Schläuche
Druckschläuche
Druckschläuche bestehen aus einem druckbeständigem Material, das durch seine Struktur Wasserdicht ist. Das Material saugt sich zudem mit Wasser voll und wird dadurch noch Wasserdichter.
Ein Druckschlauch dient zur Wasserförderung zwischen einer Pumpe o.ä. und anderen wasserführenden Armaturen. Es gibt ihr in verschiedenen Größen, angefangen bei der Größe D (klein) über C, B, A hin zu F, der am größten ist. Die Durchflussmenge hängt vom Schlauchdurchmesser sowie vom Wasserdruck ab, allerdings darf dieser nicht zu groß werden. Die meisten Druckschläuche sind nur bis ca. 18 Bar ausgelegt.
Saugschläuche
Saugschläuche bestehen aus dem gleichen Material wie Druckschläuche, jedoch ist das Schlauchmaterial zwischen zwei Stahlspiralen eingefädelt. So kann gewähleistet werden, dass sich der Schlauch ich zusammenzieht, wenn durch eine Pumpe ein unterdruck erzeugt wird, um Wasser aus einem Gewässer zu entnehmen. Es gibt sie in den Größen B und A, normalerweise sind sie ca. 3 Meter lang.
Formstabile Schläuche
Solche Schläuche werden vorwiegend für sog.
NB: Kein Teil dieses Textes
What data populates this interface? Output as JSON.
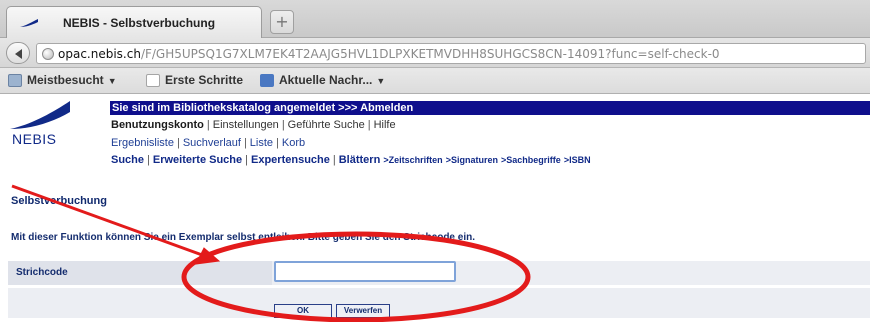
{
  "browser": {
    "tab_title": "NEBIS - Selbstverbuchung",
    "new_tab_symbol": "+",
    "url_host": "opac.nebis.ch",
    "url_path": "/F/GH5UPSQ1G7XLM7EK4T2AAJG5HVL1DLPXKETMVDHH8SUHGCS8CN-14091?func=self-check-0",
    "bookmarks": [
      {
        "label": "Meistbesucht",
        "icon": "folder-icon"
      },
      {
        "label": "Erste Schritte",
        "icon": "page-icon"
      },
      {
        "label": "Aktuelle Nachr...",
        "icon": "feed-icon"
      }
    ]
  },
  "site": {
    "logo_text": "NEBIS",
    "login_notice": "Sie sind im Bibliothekskatalog angemeldet   >>> Abmelden",
    "menu_row1": [
      "Benutzungskonto",
      "Einstellungen",
      "Geführte Suche",
      "Hilfe"
    ],
    "menu_row2": [
      "Ergebnisliste",
      "Suchverlauf",
      "Liste",
      "Korb"
    ],
    "menu_row3": [
      "Suche",
      "Erweiterte Suche",
      "Expertensuche",
      "Blättern"
    ],
    "browse_links": [
      ">Zeitschriften",
      ">Signaturen",
      ">Sachbegriffe",
      ">ISBN"
    ]
  },
  "main": {
    "section_title": "Selbstverbuchung",
    "instruction": "Mit dieser Funktion können Sie ein Exemplar selbst entleihen. Bitte geben Sie den Strichcode ein.",
    "form": {
      "barcode_label": "Strichcode",
      "barcode_value": "",
      "ok_label": "OK",
      "cancel_label": "Verwerfen"
    }
  },
  "annotation": {
    "color": "#e31b1b",
    "shapes": [
      "arrow",
      "ellipse"
    ]
  }
}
Schnellangriffe verwendet, bei denen meist 25 Meter formstabiler Schlauch aufgerollt sind. Im Bedarfsfall kann dieser Schlauch mühelos und schnell zum Einsatz gebracht werden. Formstabile Schläuche werden auch für Pulver- und CO
2-Löscheinrichtungen genutzt.
Strahlrohre
Mehrzweckstrahlrohre
Mehrzweckstrahlrohe haben nur drei Einstellungen: Vollstrahl, Sprühstrah und Wasser Halt, die Durchflussmenge an Wasser konnte lediglich mit dem Mundstück reguliert werden. Sie waren lange Zeit das Standardmodell der Feuerwehr, bis sie von den Hohlstrahlrohren abgelöst wurden. Mehrzweckstrahlrohre gibt es in den größen D, C und B, wobei die Durchmesser und damit die Durchflussmengen in der Reihe ansteigen - den geringsten Durchsatz erreicht ein D-Mehrzweckstrahlrohr mit Mundstück (25L/Min), den größten ein B-Mehrzweckstrahlrohr ohne Mundstück (800L/Min). In den Größen D und B wurden Mehrzweckstrahlrohe noch nicht von Hohlstrahlrohren ersetzt.
Hohlstrahlrohre
Hohlstrahlrohre bedeuten für die Feuerwehr einen viel effizienteren Einsatz von Löschwasser, da die Durchflussmengen und Strahlformen jetzt nahezu frei wählbar sind. Mit den Hohlstrahlrohr wurden neue EInsatztaktiken möglich, die mit einem Mehrzweckstrahlrohr nicht denkbar gewesen sind. Die Durchlussmenge eines C-Hohlstrahlrohrs kann meist zwischen 130 und 235 L/Min eingestellt werden, der Sprühwinkel von 0-75°, wobei 75° den Flash-Over-Schutz darstellt.
Schaumrohre
Für Mittel- und Schwerschaum gibt es spezielle Schaumrohre, die das Wasser-Schaummittel-Gemisch mit Luft aufschäumen.
Geräte zur Wasserentnahme
Standrohre
Standrohre werden für die Wasserentnahme aus Unterflurhydranten - also solchen, die in den Boden eingelassen sind - benötigt. Sie werden einfach auf das Rohrende im Hydranten gesetzt und festgeschraubt. Sie verfügen meistens über zwei Anschlüsse für B-Druckschläuche
Hydrantenschlüssel
Hydrantenschlüssel werden benötigt, um die Schutzabdeckungen sowohl an Obeflur- als auch Unterflurhydranten zu entfernen und die Abschlussventile aufzudrehen.
Wasserwerfer und Monitore
Wasserwerfer, Monitore und Wenderohre werden verwendet, um eine höhere Wurfweite eines Wasserstrahls zu erreichen. Sie können als tragbare Bodenmonitore, als Monitore und Werfer auf Fahrzeugen oder als Wenderohr auf Drehleitern eingesetzt sein.